Usually I try to make my Friday Confessions a mix of funny and crazy things I have done throughout the week. Just to help everyone feel better by hearing that I too, do these insane things. But this week, well today in particular, I have a very heavy heart. My mind is cloudy and pictures of what I want to say are coming through as if they were in a crystal ball. Not quite clear enough to help me form the words I want to say.
So here it is, my confession in all it's fuzzy glory-
I AM NOT PERFECT!
Shocking, right? But then again, I never claimed that I was perfect. So why did I spend more minutes than acceptable in my office crying today over the opinion, and I do mean opinion, of someone I don't even know? Why did I allow the words spoken to affect me so? Why did that person have to be so mean? Why couldn't they accept what I was saying and know my sincerity? Why couldn't that person understand that I had a moment of weakness and I have said my peace with the person that it directly affected?
And better yet. Why is it considered acceptable for people that don't even know me to group me into a category that I don't go in. Just because they think they know me. Just because there is a surface knowledge. There is no way they can know what events have made me who I am. I don't assume to know who they are.
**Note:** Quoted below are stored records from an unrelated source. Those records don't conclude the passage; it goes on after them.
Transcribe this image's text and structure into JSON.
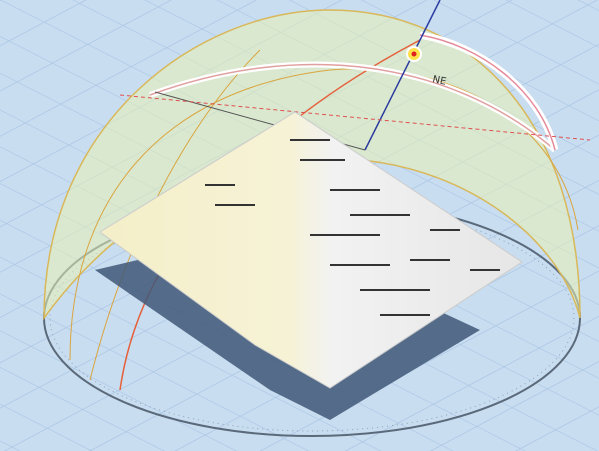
{
  "labels": {
    "compass": "NE"
  }
}
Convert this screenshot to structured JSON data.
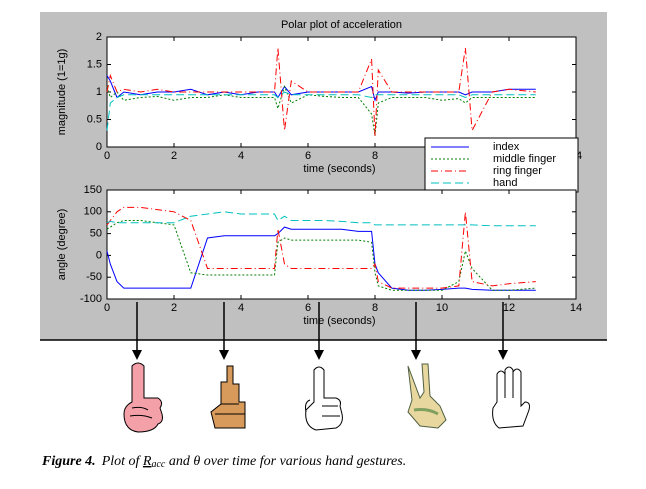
{
  "chart_data": [
    {
      "type": "line",
      "title": "Polar plot of acceleration",
      "x_label": "time (seconds)",
      "y_label": "magnitude (1=1g)",
      "xlim": [
        0,
        14
      ],
      "xticks": [
        0,
        2,
        4,
        6,
        8,
        10,
        12,
        14
      ],
      "ylim": [
        0,
        2
      ],
      "yticks": [
        0,
        0.5,
        1,
        1.5,
        2
      ],
      "x": [
        0,
        0.1,
        0.3,
        0.5,
        1,
        1.5,
        2,
        2.5,
        3,
        3.5,
        4,
        4.5,
        5,
        5.1,
        5.3,
        5.5,
        6,
        6.5,
        7,
        7.5,
        7.9,
        8,
        8.1,
        8.5,
        9,
        9.5,
        10,
        10.5,
        10.7,
        10.9,
        11.5,
        12,
        12.8
      ],
      "series": [
        {
          "name": "index",
          "color": "#0000ff",
          "values": [
            1.3,
            1.2,
            0.9,
            1.0,
            0.95,
            1.0,
            1.0,
            1.05,
            0.95,
            1.0,
            0.95,
            1.0,
            1.0,
            0.9,
            1.1,
            0.95,
            1.0,
            1.0,
            1.0,
            1.0,
            1.1,
            0.85,
            1.0,
            1.0,
            0.98,
            1.0,
            1.0,
            1.0,
            0.95,
            1.0,
            1.0,
            1.05,
            1.05
          ]
        },
        {
          "name": "middle finger",
          "color": "#008000",
          "values": [
            1.1,
            0.9,
            1.0,
            0.85,
            0.9,
            0.92,
            0.85,
            0.9,
            0.9,
            0.95,
            0.9,
            0.9,
            0.9,
            0.7,
            1.1,
            0.8,
            0.95,
            0.92,
            0.9,
            0.9,
            0.6,
            0.2,
            0.8,
            0.9,
            0.9,
            0.9,
            0.85,
            0.88,
            0.8,
            0.9,
            0.9,
            0.9,
            0.9
          ]
        },
        {
          "name": "ring finger",
          "color": "#ff0000",
          "values": [
            1.0,
            1.3,
            1.0,
            1.05,
            1.0,
            1.05,
            1.0,
            1.0,
            1.0,
            1.0,
            1.0,
            1.0,
            1.0,
            1.8,
            0.3,
            1.2,
            1.0,
            1.0,
            1.0,
            1.0,
            1.6,
            0.2,
            1.4,
            1.0,
            1.0,
            1.0,
            1.0,
            1.0,
            1.8,
            0.3,
            1.0,
            1.05,
            1.0
          ]
        },
        {
          "name": "hand",
          "color": "#00c0c0",
          "values": [
            0.3,
            0.8,
            0.9,
            0.95,
            0.95,
            0.95,
            0.95,
            0.95,
            0.95,
            0.95,
            0.95,
            0.95,
            0.95,
            0.9,
            1.0,
            0.95,
            0.95,
            0.95,
            0.95,
            0.95,
            0.9,
            0.95,
            0.95,
            0.95,
            0.95,
            0.95,
            0.95,
            0.95,
            0.9,
            0.95,
            0.95,
            0.95,
            0.95
          ]
        }
      ]
    },
    {
      "type": "line",
      "x_label": "time (seconds)",
      "y_label": "angle (degree)",
      "xlim": [
        0,
        14
      ],
      "xticks": [
        0,
        2,
        4,
        6,
        8,
        10,
        12,
        14
      ],
      "ylim": [
        -100,
        150
      ],
      "yticks": [
        -100,
        -50,
        0,
        50,
        100,
        150
      ],
      "x": [
        0,
        0.1,
        0.3,
        0.5,
        1,
        1.5,
        2,
        2.5,
        3,
        3.5,
        4,
        4.5,
        5,
        5.1,
        5.3,
        5.5,
        6,
        6.5,
        7,
        7.5,
        7.9,
        8,
        8.1,
        8.5,
        9,
        9.5,
        10,
        10.5,
        10.7,
        10.9,
        11.5,
        12,
        12.8
      ],
      "series": [
        {
          "color": "#0000ff",
          "values": [
            10,
            -20,
            -60,
            -75,
            -75,
            -75,
            -75,
            -75,
            40,
            45,
            45,
            45,
            45,
            50,
            65,
            60,
            60,
            60,
            60,
            55,
            55,
            -20,
            -40,
            -75,
            -80,
            -80,
            -78,
            -75,
            -75,
            -78,
            -80,
            -80,
            -80
          ]
        },
        {
          "color": "#008000",
          "values": [
            60,
            65,
            75,
            80,
            80,
            75,
            70,
            -40,
            -45,
            -45,
            -45,
            -45,
            -45,
            30,
            40,
            35,
            35,
            35,
            35,
            35,
            30,
            -40,
            -70,
            -80,
            -80,
            -80,
            -80,
            -60,
            10,
            -30,
            -80,
            -80,
            -75
          ]
        },
        {
          "color": "#ff0000",
          "values": [
            70,
            80,
            100,
            110,
            110,
            105,
            100,
            80,
            -30,
            -30,
            -30,
            -30,
            -30,
            60,
            -20,
            -30,
            -30,
            -30,
            -30,
            -30,
            -30,
            -20,
            -60,
            -75,
            -75,
            -75,
            -75,
            -70,
            100,
            -60,
            -70,
            -65,
            -60
          ]
        },
        {
          "color": "#00c0c0",
          "values": [
            75,
            78,
            75,
            75,
            75,
            75,
            75,
            90,
            95,
            100,
            95,
            95,
            95,
            80,
            90,
            80,
            80,
            80,
            78,
            75,
            75,
            70,
            70,
            70,
            70,
            70,
            70,
            70,
            70,
            70,
            68,
            68,
            68
          ]
        }
      ]
    }
  ],
  "caption": {
    "label": "Figure 4.",
    "before": "Plot of ",
    "symbol": "R",
    "subscript": "acc",
    "after": " and θ over time for various hand gestures."
  }
}
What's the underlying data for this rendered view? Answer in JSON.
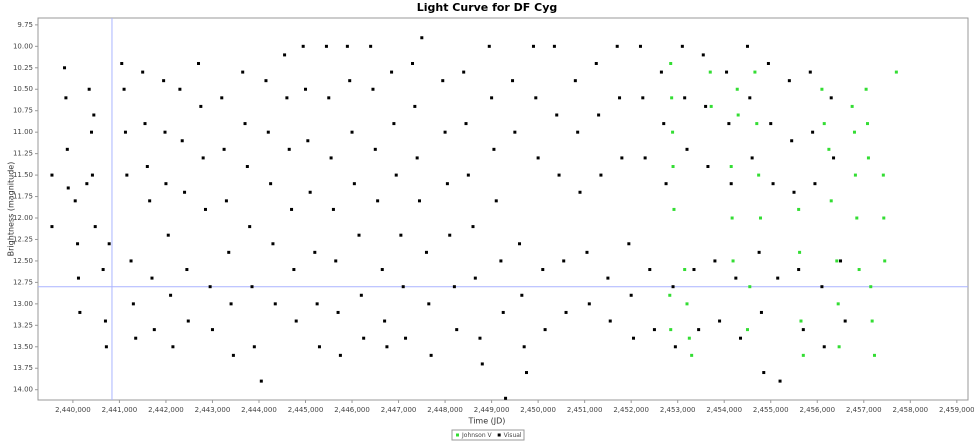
{
  "chart_data": {
    "type": "scatter",
    "title": "Light Curve for DF Cyg",
    "x_label": "Time (JD)",
    "y_label": "Brightness (magnitude)",
    "xlim": [
      2439250,
      2459240
    ],
    "ylim": [
      9.67,
      14.12
    ],
    "y_inverted": true,
    "xticks": [
      {
        "value": 2440000,
        "label": "2,440,000"
      },
      {
        "value": 2441000,
        "label": "2,441,000"
      },
      {
        "value": 2442000,
        "label": "2,442,000"
      },
      {
        "value": 2443000,
        "label": "2,443,000"
      },
      {
        "value": 2444000,
        "label": "2,444,000"
      },
      {
        "value": 2445000,
        "label": "2,445,000"
      },
      {
        "value": 2446000,
        "label": "2,446,000"
      },
      {
        "value": 2447000,
        "label": "2,447,000"
      },
      {
        "value": 2448000,
        "label": "2,448,000"
      },
      {
        "value": 2449000,
        "label": "2,449,000"
      },
      {
        "value": 2450000,
        "label": "2,450,000"
      },
      {
        "value": 2451000,
        "label": "2,451,000"
      },
      {
        "value": 2452000,
        "label": "2,452,000"
      },
      {
        "value": 2453000,
        "label": "2,453,000"
      },
      {
        "value": 2454000,
        "label": "2,454,000"
      },
      {
        "value": 2455000,
        "label": "2,455,000"
      },
      {
        "value": 2456000,
        "label": "2,456,000"
      },
      {
        "value": 2457000,
        "label": "2,457,000"
      },
      {
        "value": 2458000,
        "label": "2,458,000"
      },
      {
        "value": 2459000,
        "label": "2,459,000"
      }
    ],
    "yticks": [
      9.75,
      {
        "value": 10,
        "label": "10.00"
      },
      10.25,
      {
        "value": 10.5,
        "label": "10.50"
      },
      10.75,
      {
        "value": 11,
        "label": "11.00"
      },
      11.25,
      {
        "value": 11.5,
        "label": "11.50"
      },
      11.75,
      {
        "value": 12,
        "label": "12.00"
      },
      12.25,
      {
        "value": 12.5,
        "label": "12.50"
      },
      12.75,
      {
        "value": 13,
        "label": "13.00"
      },
      13.25,
      {
        "value": 13.5,
        "label": "13.50"
      },
      13.75,
      {
        "value": 14,
        "label": "14.00"
      }
    ],
    "crosshair": {
      "x": 2440840,
      "y": 12.8
    },
    "series": [
      {
        "name": "Johnson V",
        "color": "#33dd33",
        "x": [
          2452850,
          2452870,
          2452890,
          2452900,
          2452920,
          2452830,
          2452850,
          2453150,
          2453200,
          2453250,
          2453300,
          2453700,
          2453720,
          2454150,
          2454170,
          2454190,
          2454280,
          2454300,
          2454660,
          2454700,
          2454740,
          2454780,
          2454550,
          2454500,
          2455600,
          2455620,
          2455650,
          2455700,
          2456100,
          2456150,
          2456250,
          2456300,
          2456420,
          2456450,
          2456470,
          2456750,
          2456800,
          2456820,
          2456850,
          2456900,
          2457050,
          2457080,
          2457100,
          2457150,
          2457180,
          2457230,
          2457420,
          2457430,
          2457450,
          2457700
        ],
        "values": [
          10.2,
          10.6,
          11.0,
          11.4,
          11.9,
          12.9,
          13.3,
          12.6,
          13.0,
          13.4,
          13.6,
          10.3,
          10.7,
          11.4,
          12.0,
          12.5,
          10.5,
          10.8,
          10.3,
          10.9,
          11.5,
          12.0,
          12.8,
          13.3,
          11.9,
          12.4,
          13.2,
          13.6,
          10.5,
          10.9,
          11.2,
          11.8,
          12.5,
          13.0,
          13.5,
          10.7,
          11.0,
          11.5,
          12.0,
          12.6,
          10.5,
          10.9,
          11.3,
          12.8,
          13.2,
          13.6,
          11.5,
          12.0,
          12.5,
          10.3
        ]
      },
      {
        "name": "Visual",
        "color": "#000000",
        "x": [
          2439550,
          2439550,
          2439820,
          2439850,
          2439880,
          2439900,
          2440050,
          2440100,
          2440120,
          2440150,
          2440300,
          2440350,
          2440400,
          2440420,
          2440450,
          2440480,
          2440650,
          2440700,
          2440720,
          2440780,
          2441050,
          2441100,
          2441130,
          2441160,
          2441250,
          2441300,
          2441350,
          2441500,
          2441550,
          2441600,
          2441650,
          2441700,
          2441750,
          2441950,
          2441980,
          2442000,
          2442050,
          2442100,
          2442150,
          2442300,
          2442350,
          2442400,
          2442450,
          2442480,
          2442700,
          2442750,
          2442800,
          2442850,
          2442950,
          2443000,
          2443200,
          2443250,
          2443300,
          2443350,
          2443400,
          2443450,
          2443650,
          2443700,
          2443750,
          2443800,
          2443850,
          2443900,
          2444050,
          2444150,
          2444200,
          2444250,
          2444300,
          2444350,
          2444550,
          2444600,
          2444650,
          2444700,
          2444750,
          2444800,
          2444950,
          2445000,
          2445050,
          2445100,
          2445200,
          2445250,
          2445300,
          2445450,
          2445500,
          2445550,
          2445600,
          2445650,
          2445700,
          2445750,
          2445900,
          2445950,
          2446000,
          2446050,
          2446150,
          2446200,
          2446250,
          2446400,
          2446450,
          2446500,
          2446550,
          2446650,
          2446700,
          2446750,
          2446850,
          2446900,
          2446950,
          2447050,
          2447100,
          2447150,
          2447300,
          2447350,
          2447400,
          2447450,
          2447500,
          2447600,
          2447650,
          2447700,
          2447950,
          2448000,
          2448050,
          2448100,
          2448200,
          2448250,
          2448400,
          2448450,
          2448500,
          2448600,
          2448650,
          2448750,
          2448800,
          2448950,
          2449000,
          2449050,
          2449100,
          2449200,
          2449250,
          2449300,
          2449450,
          2449500,
          2449600,
          2449650,
          2449700,
          2449750,
          2449900,
          2449950,
          2450000,
          2450100,
          2450150,
          2450350,
          2450400,
          2450450,
          2450550,
          2450600,
          2450800,
          2450850,
          2450900,
          2451050,
          2451100,
          2451250,
          2451300,
          2451350,
          2451500,
          2451550,
          2451700,
          2451750,
          2451800,
          2451950,
          2452000,
          2452050,
          2452200,
          2452250,
          2452300,
          2452400,
          2452500,
          2452650,
          2452700,
          2452750,
          2452900,
          2452950,
          2453100,
          2453150,
          2453200,
          2453350,
          2453450,
          2453550,
          2453600,
          2453650,
          2453800,
          2453900,
          2454050,
          2454100,
          2454150,
          2454250,
          2454350,
          2454500,
          2454550,
          2454600,
          2454750,
          2454800,
          2454850,
          2454950,
          2455000,
          2455050,
          2455150,
          2455200,
          2455400,
          2455450,
          2455500,
          2455600,
          2455700,
          2455850,
          2455900,
          2455950,
          2456100,
          2456150,
          2456300,
          2456350,
          2456500,
          2456600
        ],
        "values": [
          11.5,
          12.1,
          10.25,
          10.6,
          11.2,
          11.65,
          11.8,
          12.3,
          12.7,
          13.1,
          11.6,
          10.5,
          11.0,
          11.5,
          10.8,
          12.1,
          12.6,
          13.2,
          13.5,
          12.3,
          10.2,
          10.5,
          11.0,
          11.5,
          12.5,
          13.0,
          13.4,
          10.3,
          10.9,
          11.4,
          11.8,
          12.7,
          13.3,
          10.4,
          11.0,
          11.6,
          12.2,
          12.9,
          13.5,
          10.5,
          11.1,
          11.7,
          12.6,
          13.2,
          10.2,
          10.7,
          11.3,
          11.9,
          12.8,
          13.3,
          10.6,
          11.2,
          11.8,
          12.4,
          13.0,
          13.6,
          10.3,
          10.9,
          11.4,
          12.1,
          12.8,
          13.5,
          13.9,
          10.4,
          11.0,
          11.6,
          12.3,
          13.0,
          10.1,
          10.6,
          11.2,
          11.9,
          12.6,
          13.2,
          10.0,
          10.5,
          11.1,
          11.7,
          12.4,
          13.0,
          13.5,
          10.0,
          10.6,
          11.3,
          11.9,
          12.5,
          13.1,
          13.6,
          10.0,
          10.4,
          11.0,
          11.6,
          12.2,
          12.9,
          13.4,
          10.0,
          10.5,
          11.2,
          11.8,
          12.6,
          13.2,
          13.5,
          10.3,
          10.9,
          11.5,
          12.2,
          12.8,
          13.4,
          10.2,
          10.7,
          11.3,
          11.8,
          9.9,
          12.4,
          13.0,
          13.6,
          10.4,
          11.0,
          11.6,
          12.2,
          12.8,
          13.3,
          10.3,
          10.9,
          11.5,
          12.1,
          12.7,
          13.4,
          13.7,
          10.0,
          10.6,
          11.2,
          11.8,
          12.5,
          13.1,
          14.1,
          10.4,
          11.0,
          12.3,
          12.9,
          13.5,
          13.8,
          10.0,
          10.6,
          11.3,
          12.6,
          13.3,
          10.0,
          10.8,
          11.5,
          12.5,
          13.1,
          10.4,
          11.0,
          11.7,
          12.4,
          13.0,
          10.2,
          10.8,
          11.5,
          12.7,
          13.2,
          10.0,
          10.6,
          11.3,
          12.3,
          12.9,
          13.4,
          10.0,
          10.6,
          11.3,
          12.6,
          13.3,
          10.3,
          10.9,
          11.6,
          12.8,
          13.5,
          10.0,
          10.6,
          11.2,
          12.6,
          13.3,
          10.1,
          10.7,
          11.4,
          12.5,
          13.2,
          10.3,
          10.9,
          11.6,
          12.7,
          13.4,
          10.0,
          10.6,
          11.3,
          12.4,
          13.1,
          13.8,
          10.2,
          10.9,
          11.6,
          12.7,
          13.9,
          10.4,
          11.1,
          11.7,
          12.6,
          13.3,
          10.3,
          11.0,
          11.6,
          12.8,
          13.5,
          10.6,
          11.3,
          12.5,
          13.2
        ]
      }
    ]
  }
}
I just don't understand why people today want to create more drama than there already is in the world.
The simple fact of the matter is: I did the best I could. That's all anyone can ask of me or anyone for that matter. The best I could. And then I apologized that my best wasn't perfect, it wasn't good enough. I said sorry. Before even confronted....so why now does it need to be dredged up again?
What I didn't say was that I could say the same about you, person. That I too have "heard" things. I too, have an opinion even though I don't know you. But, I didn't call you and express my opinion of you. I didn't call and ruin your day. I didn't make you feel worthless for doing your best and it not being good enough. And I didn't cross the line into someone else's business that wasn't even my own. I didn't make idle threats and tell you how you should have handled things. But, if I had, I would have accepted your damn apology.